Another Web Directions conference over and once again my brain feels stuffed to the gills (Do brains have gills? They ought to).
This year I’m going to try to separate some threads of discussion and points of interest by posting about them separately, but I want to also give a bit of an overview. Having attended the five Sydney conferences (and one in Vancouver), I reckon I have a bit of insight to offer.
First, my impression is that Web Directions has successfully expanded beyond considering “bread-and-butter” design and development skills to embrace everything about the web.
It has successfully moved from focusing on the ‘Web Essentials’ of coding and designing to standards to the broader explorations of ‘Web Directions’ – where all this is taking us, without sacrificing due attention to explaining technical developments and enhancing everyone’s skill base.
To me, that is a very satisfactory development – context is everything.
Second, this has allowed (or forced) the WD team to explore issues such as search engine optimisation, where five years ago this was not at all on the conference agenda, and in fact was talked down as a factor in web design.
Again, I’m personally pleased to see this, as it recognises one of the realities of designing websites for business.
Third, the proportion of women and mature attendees of both sexes seems to me to be steadily increasing. At my first conference, I definitely felt like an old “IT” bloke in amongst a bunch of “web” boys (actually I felt like a hippy in a room full of geeks, but that’s another story).
I see this development as both a reflection of the broader appeal of the conference, and also that more women and older people are having their talents in this area recognised.

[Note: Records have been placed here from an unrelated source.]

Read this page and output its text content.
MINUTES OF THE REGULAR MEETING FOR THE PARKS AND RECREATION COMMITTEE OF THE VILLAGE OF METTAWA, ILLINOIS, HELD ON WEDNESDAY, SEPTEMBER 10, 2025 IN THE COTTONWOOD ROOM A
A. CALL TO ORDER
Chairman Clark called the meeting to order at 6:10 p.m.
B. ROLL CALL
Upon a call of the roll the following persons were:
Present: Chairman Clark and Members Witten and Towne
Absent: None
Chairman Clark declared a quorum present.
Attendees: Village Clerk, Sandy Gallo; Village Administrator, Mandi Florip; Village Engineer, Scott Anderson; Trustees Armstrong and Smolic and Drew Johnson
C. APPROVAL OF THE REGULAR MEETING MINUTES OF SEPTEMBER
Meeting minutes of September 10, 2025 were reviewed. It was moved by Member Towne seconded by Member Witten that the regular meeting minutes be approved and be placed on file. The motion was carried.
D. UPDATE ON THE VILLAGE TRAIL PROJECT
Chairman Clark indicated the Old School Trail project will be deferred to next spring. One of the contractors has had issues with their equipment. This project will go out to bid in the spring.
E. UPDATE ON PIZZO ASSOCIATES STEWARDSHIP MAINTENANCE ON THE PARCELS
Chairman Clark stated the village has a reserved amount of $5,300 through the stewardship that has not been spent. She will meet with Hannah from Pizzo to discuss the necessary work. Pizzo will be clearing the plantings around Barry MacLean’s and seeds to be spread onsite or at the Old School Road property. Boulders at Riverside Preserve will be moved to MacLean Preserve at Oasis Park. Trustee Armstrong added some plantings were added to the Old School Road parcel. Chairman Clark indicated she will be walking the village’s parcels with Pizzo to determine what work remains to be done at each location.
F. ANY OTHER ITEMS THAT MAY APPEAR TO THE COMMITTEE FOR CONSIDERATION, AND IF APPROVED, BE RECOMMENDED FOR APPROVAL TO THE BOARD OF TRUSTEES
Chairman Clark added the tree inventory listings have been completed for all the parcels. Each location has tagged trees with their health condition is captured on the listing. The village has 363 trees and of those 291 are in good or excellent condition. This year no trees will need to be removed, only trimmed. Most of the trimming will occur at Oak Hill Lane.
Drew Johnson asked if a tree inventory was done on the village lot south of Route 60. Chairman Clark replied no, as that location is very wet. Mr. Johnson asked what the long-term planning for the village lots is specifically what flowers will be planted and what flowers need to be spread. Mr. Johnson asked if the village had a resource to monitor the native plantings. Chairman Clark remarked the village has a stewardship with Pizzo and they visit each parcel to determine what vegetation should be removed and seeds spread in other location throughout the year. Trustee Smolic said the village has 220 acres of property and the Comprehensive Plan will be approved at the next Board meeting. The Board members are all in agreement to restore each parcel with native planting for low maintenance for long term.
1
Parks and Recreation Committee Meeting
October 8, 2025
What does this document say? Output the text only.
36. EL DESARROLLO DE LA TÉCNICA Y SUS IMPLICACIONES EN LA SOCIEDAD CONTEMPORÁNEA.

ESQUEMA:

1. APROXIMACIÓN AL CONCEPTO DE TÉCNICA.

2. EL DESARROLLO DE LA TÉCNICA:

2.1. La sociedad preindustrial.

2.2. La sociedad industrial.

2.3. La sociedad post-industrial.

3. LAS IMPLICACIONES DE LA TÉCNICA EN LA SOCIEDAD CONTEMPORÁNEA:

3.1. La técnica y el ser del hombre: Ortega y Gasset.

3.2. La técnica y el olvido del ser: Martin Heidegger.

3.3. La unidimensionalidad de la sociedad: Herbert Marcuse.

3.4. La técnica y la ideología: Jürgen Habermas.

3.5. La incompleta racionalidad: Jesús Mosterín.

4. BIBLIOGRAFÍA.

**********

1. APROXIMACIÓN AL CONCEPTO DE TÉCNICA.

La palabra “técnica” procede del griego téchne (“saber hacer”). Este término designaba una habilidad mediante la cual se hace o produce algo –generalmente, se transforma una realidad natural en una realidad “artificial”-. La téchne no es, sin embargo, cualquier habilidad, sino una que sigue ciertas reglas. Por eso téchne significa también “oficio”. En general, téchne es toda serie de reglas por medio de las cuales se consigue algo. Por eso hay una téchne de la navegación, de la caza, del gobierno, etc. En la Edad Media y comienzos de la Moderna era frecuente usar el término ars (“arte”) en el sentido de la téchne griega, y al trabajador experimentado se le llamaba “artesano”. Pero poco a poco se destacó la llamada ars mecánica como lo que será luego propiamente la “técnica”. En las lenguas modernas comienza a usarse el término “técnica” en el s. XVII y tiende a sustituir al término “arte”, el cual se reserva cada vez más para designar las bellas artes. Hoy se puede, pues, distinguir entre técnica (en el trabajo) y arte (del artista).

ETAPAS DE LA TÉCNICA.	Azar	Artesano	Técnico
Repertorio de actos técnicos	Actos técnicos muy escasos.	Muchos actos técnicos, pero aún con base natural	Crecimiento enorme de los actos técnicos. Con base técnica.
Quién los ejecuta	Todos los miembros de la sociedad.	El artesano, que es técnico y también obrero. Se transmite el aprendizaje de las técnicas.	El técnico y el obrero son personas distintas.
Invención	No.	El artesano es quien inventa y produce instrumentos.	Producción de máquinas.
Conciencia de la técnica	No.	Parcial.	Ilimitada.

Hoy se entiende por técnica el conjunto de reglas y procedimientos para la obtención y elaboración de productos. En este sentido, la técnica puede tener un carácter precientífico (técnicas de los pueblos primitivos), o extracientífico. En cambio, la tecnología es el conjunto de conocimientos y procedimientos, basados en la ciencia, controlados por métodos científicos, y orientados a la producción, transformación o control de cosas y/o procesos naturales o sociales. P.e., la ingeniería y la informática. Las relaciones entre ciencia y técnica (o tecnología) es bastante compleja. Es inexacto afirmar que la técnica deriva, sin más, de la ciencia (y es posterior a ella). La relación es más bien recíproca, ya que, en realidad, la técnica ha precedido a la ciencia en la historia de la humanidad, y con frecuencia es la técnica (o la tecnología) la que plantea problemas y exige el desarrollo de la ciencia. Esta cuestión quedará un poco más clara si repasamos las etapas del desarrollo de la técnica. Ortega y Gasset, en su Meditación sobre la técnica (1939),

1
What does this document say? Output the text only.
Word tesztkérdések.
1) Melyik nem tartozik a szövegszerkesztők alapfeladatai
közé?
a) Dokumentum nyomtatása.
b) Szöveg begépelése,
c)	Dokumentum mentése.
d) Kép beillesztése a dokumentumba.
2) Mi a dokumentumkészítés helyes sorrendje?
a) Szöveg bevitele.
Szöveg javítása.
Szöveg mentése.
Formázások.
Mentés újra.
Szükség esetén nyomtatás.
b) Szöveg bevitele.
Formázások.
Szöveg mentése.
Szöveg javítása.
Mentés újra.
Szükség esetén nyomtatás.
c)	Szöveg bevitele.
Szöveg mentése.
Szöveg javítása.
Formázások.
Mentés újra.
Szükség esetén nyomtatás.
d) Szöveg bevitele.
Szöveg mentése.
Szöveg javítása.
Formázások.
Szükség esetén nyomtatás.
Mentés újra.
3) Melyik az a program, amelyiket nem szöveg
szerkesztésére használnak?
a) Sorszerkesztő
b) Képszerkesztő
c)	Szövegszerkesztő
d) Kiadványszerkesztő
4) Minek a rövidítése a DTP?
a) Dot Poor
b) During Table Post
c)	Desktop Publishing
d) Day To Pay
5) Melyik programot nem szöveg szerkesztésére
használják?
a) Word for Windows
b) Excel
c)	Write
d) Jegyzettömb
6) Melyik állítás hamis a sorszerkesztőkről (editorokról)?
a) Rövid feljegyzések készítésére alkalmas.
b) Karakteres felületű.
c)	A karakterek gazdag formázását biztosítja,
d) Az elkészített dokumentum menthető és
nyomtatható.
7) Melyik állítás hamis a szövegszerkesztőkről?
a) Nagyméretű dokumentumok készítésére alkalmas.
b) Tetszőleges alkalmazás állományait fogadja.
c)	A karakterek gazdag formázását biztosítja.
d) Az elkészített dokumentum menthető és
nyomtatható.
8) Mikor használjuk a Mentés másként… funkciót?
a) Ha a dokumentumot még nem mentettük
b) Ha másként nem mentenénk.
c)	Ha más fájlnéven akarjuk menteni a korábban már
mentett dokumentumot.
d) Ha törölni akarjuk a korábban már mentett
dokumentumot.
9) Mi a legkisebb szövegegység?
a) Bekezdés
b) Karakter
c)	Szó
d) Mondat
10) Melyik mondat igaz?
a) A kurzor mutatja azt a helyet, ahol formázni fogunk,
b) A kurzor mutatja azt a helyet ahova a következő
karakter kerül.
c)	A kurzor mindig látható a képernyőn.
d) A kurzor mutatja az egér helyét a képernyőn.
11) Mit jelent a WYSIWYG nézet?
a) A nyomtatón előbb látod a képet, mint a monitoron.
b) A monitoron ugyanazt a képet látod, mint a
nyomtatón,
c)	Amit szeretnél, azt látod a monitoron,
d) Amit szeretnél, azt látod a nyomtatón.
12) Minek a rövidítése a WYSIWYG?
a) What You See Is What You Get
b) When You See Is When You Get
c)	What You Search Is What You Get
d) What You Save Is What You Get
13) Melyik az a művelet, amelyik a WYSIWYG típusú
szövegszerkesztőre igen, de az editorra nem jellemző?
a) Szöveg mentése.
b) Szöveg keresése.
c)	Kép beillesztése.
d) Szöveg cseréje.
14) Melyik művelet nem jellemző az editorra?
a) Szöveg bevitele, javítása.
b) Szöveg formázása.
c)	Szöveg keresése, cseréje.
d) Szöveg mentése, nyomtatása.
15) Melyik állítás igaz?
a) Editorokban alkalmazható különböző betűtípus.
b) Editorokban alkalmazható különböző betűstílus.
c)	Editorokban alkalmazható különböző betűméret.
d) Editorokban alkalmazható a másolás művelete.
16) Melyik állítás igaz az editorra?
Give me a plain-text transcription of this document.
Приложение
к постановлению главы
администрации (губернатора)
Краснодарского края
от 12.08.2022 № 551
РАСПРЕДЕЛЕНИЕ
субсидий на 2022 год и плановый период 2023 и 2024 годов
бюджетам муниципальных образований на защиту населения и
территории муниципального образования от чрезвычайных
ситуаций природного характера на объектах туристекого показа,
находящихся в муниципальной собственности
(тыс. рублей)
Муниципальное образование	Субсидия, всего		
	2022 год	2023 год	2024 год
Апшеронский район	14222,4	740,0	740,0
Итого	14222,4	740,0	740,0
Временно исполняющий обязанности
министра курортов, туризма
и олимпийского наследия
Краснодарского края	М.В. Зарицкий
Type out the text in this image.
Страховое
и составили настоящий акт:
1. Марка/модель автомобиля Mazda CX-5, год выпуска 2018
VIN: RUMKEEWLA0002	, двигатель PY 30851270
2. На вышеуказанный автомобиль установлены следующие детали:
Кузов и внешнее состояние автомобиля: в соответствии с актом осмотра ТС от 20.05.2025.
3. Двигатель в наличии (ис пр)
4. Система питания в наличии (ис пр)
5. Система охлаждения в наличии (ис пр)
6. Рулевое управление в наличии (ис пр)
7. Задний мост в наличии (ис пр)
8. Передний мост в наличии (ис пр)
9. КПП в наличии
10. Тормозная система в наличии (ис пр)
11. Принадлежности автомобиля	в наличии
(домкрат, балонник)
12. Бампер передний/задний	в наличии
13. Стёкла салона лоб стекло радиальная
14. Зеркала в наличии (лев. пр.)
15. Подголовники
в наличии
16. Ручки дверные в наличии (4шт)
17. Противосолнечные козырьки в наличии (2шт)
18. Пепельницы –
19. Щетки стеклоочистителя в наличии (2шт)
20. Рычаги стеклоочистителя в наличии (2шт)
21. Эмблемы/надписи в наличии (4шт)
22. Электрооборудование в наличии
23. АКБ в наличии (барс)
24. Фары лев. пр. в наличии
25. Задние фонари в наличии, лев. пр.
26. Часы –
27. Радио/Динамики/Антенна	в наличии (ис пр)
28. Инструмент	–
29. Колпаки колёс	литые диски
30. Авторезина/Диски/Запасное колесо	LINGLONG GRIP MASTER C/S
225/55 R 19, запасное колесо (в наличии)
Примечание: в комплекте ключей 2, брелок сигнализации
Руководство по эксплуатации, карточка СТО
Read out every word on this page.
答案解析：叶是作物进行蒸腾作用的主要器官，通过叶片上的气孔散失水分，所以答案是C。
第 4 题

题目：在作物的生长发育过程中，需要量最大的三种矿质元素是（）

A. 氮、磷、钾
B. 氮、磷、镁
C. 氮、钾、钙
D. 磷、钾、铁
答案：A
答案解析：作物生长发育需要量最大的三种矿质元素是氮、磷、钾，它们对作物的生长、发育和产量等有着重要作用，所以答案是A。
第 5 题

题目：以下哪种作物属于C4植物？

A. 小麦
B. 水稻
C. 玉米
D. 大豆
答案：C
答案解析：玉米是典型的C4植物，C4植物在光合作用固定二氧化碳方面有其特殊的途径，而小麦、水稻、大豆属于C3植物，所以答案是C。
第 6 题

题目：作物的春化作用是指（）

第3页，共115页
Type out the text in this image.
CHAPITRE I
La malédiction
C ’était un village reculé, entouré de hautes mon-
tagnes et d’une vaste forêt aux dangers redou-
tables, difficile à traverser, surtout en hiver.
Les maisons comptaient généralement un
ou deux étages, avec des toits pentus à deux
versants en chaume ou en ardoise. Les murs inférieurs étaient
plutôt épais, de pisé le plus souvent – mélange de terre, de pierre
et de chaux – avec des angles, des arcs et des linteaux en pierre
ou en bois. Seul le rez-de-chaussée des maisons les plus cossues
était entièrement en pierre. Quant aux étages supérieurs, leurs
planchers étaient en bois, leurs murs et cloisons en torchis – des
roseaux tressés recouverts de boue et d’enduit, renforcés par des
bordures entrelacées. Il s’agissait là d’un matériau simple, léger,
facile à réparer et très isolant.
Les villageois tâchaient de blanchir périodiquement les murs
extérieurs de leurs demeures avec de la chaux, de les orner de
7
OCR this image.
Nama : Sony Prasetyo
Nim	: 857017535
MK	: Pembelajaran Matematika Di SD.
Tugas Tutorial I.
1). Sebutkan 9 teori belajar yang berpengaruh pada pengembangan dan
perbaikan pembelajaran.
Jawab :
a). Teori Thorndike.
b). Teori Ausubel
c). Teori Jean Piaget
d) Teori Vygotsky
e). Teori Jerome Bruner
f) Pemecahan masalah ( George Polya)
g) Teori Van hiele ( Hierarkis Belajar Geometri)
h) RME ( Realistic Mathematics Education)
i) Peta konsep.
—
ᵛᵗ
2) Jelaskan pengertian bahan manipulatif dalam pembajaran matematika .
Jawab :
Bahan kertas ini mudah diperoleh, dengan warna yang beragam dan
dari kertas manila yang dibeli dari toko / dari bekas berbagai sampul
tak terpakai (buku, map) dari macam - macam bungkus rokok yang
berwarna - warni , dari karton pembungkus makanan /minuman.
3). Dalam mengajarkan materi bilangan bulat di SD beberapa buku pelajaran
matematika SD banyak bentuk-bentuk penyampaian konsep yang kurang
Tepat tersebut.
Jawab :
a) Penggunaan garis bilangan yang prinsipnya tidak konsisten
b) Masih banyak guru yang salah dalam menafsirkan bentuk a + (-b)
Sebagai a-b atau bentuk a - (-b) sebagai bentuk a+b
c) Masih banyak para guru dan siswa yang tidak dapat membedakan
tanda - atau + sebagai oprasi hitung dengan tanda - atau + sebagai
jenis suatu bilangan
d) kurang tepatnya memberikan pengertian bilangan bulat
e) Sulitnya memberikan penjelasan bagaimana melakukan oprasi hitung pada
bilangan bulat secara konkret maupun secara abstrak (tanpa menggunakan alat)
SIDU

A lot of web design is about the expression of points of views, conscious or unconscious, and I’m glad to see the industry become more reflective of society as a whole, with female and older input providing some much-needed perspective.
Fourth, one thing that thankfully hasn’t changed is the commitment to standards. This is not about setting a bunch of rules and following them blindly, it’s about making your designs available to the widest possible audience, and about giving yourself the best chance to adapt and move forward.
Every sport ever invented has evolved and codified rules about how to play the game for the greatest enjoyment of all the stakeholders. That’s not to say that things can’t evolve (he said with Twenty20 hindsight), but it does mean that there is a base from which to evolve.
And for business purposes, web standards work – they provide a foundation for creating a web presence that is more likely to make money, now and into the future. That’s been my experience, anyway.
Fifth, one other thing that hasn’t changed is the conference organisers’ continuing determination to place web design and development into a social and historical context, challenging attendees to wrestle with psychology, politics and philosophy as well as technology and aesthetics.
I love that.
This approach in no way inhibits consideration of business issues – in fact it provides a platform for how to make a living on the web.
I congratulate John and Maxine on what they’ve done with Web Directions so far and I look forward to what they come up with into the future.